COVID-19 wasn’t going to stop Michele Carter’s Grade 12 art students from showing off their work before the end of a unique but challenging school year.
As part of the Stratford Secondary and Elementary Schools’ course, a theme is picked at the beginning of the semester, and students create a variety of pieces before choosing one to display at Gallery Stratford. Now in its fourth year, the collaboration — an exhibit named apART — was forced to move due to the pandemic closing Gallery Stratford’s Romeo Street building.
Gallery curator Angela Brayham found a new space downtown in which pieces could be viewed from outside, while visitors could also browse inside while social distancing twice a week through June.
“It was always a goal to have a gallery show, and of course covid switched that up on us,” Carter said.
Brayham, who would have worked with Carter’s art students in the classroom, found space in Festival Square on Downie Street. The temporary gallery can be seen from Erie Street.
“It was really important to me to give the students the opportunity to show their work, especially since with Grade 12s, more than anyone else, so much that marks finishing high school was taken away from them,” Brayham said. “The art students work hard for this, so I thought it’s one way we can give them something to celebrate and recognizing something they’ve done.”
Twenty-six pieces of all shapes, sizes and styles adorn many of the gallery’s walls.
Lara Zorgdrager honoured her late grandfather who immigrated to Canada from Holland in the 1950s. Her piece — “Thought you might like to have this” — aims to change the topic of immigration into a more personal narrative. Zorgdrager sketched her grandfather’s face onto the pages of a book given to him that Zorgdrager found while looking for a photo.
“He was just so excited and so proud of where he was from, but he was also proud of where he ended up,” she said. “I really wish … he could have seen it when he was alive.”

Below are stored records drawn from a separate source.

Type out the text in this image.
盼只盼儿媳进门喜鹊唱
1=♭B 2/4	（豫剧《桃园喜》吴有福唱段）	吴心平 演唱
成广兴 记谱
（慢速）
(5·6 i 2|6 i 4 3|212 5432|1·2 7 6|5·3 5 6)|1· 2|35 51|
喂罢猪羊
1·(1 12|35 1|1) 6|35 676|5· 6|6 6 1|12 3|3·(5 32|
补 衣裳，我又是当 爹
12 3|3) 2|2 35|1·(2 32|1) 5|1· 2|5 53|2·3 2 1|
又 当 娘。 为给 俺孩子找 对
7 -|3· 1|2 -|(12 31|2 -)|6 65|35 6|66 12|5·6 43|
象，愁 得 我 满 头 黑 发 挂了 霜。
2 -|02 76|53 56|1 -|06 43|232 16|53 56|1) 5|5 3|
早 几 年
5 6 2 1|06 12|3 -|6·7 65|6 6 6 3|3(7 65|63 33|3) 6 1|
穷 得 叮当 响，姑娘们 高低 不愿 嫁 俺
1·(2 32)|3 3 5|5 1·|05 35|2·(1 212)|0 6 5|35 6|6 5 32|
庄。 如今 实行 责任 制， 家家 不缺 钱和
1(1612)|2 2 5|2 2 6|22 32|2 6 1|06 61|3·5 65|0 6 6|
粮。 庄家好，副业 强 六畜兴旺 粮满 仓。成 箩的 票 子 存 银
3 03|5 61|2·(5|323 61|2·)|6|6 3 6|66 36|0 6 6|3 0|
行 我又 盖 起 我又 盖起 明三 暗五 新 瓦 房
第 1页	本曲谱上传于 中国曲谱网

Though she wants to become a lawyer, Zorgdrager said art will always be a passion and something she uses to better understand reality. Having her work in a gallery for the first time fulfilled a dream.
“It doesn’t really feel real,” she said. “It hasn’t sunk in yet. It looks so much different on the wall than my kitchen table.”
Leeah Schoonderwoerd created an abstract piece using Photoshop and a pencil.
“It was easier to do than painting,” she said.
Creating an image using tools she already had made it easier for Schoonderwoerd after classes were postponed in March and never resumed.
“One of my favourite parts of art was going into class and seeing how different everybody’s pieces were,” she said. “It’s cool to see all the diversity of the different pieces.”
Most of the pieces were finished at home, and Carter kept track of her students’ progress during the weeks away. She also made the most of the limited time she had to get back into the school to get supplies students needed to complete their work.
“They wowed me with the ability to continue creatively with getting things done,” she said.
The exhibit never closes from the outside, but anyone can visit for a closer look Fridays from 3-7 p.m. and Saturdays from 12-4 p.m. over the next few weeks.
“In some ways it’s kind of nice because more people have access to this than they would a normal gallery,” Brayham said. “It’s not what we originally intended, but it still feels like a gallery, and it is a gallery, and it’s giving something for the community to be excited about right now.”